Gee, can we get past these entitled older woman boomers such as Fleming, Ferraro, H Clinton, Ann Rice, Gloria Steinham?

sm999
Posted 04/02/2008 02:00pm with

Not a great analysis. We’ll see how much Obama is a post-racial, biracial figure when the GOP unleashes the big guns. BHO has a great many challenges to overcome.

lvdragonlady
Posted 04/02/2008 05:08pm with

First off, she should have NEVER made comments like this ->At the Jefferson-Jackson dinner in Des Moines last November, she cited the quote, “If you can’t take the heat, stay out of the kitchen” before unleashing a laugh line that she used repeatedly after that: “Well, I’m quite comfortable in the kitchen.” {if she is comfortable there then that is where she should be, NOT running for president)
Even before that at a union-sponsored candidates’ forum at Soldier Field in Chicago, she told the labor audience, “I’m your girl.”(what is this about???)
I had a dad like her’s and yes it made me a fighter but I am smart enough to know when to step over the line and when not too.
All she has proven to the American males, is that a woman will lie, cheat, cry or whatever to try to achieve her goal and that makes the rest of us look bad.
Shame on you Hillary!!!!

kittycat
Posted 04/03/2008 06:48pm with

The most astounding aspect of beating Hilary out of the race even though she has not lost it, is how many excuses people, but mostly women, will find not to vote for a woman who, as the only candidate, offers them health insurance and who, as the only candidate, helped them to get maternal leave.

As a professional woman, I am surprised and disappointed in women who clearly fell for the gender trap and expect a man to look and provide for them.

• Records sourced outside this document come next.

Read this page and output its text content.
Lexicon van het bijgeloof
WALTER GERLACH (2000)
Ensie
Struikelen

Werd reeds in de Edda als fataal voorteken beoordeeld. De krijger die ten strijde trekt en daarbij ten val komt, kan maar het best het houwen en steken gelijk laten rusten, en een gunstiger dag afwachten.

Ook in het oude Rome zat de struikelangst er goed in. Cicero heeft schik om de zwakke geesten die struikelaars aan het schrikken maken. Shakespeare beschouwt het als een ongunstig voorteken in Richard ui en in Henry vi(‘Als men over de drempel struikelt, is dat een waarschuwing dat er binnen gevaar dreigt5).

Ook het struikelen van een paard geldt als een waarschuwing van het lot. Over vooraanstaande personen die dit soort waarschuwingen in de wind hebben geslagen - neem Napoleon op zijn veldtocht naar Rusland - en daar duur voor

As Obama is soundly beaten by McCain the war drains all our resources, people die in thousands and at home we keep dying of treatable diseases that no one will insure us against and we cannot afford to pay for the medication, remember you are victims of your own folly.

mclaren
Posted 04/18/2008 04:46pm with

Kittycat, since when does the president, whether male or female, provide for you or anybody else? Hillary “offers” you health insurance. Yeah, she bravely wants to hit up your neighbor to pay for your health insurance. Or worse, she wants to hit you up to pay for your neighbor’s. The war costs pennies compared to what we spend on follies which the government has no right. Maggie Thatcher she ain’t. If she was, she’d already have won.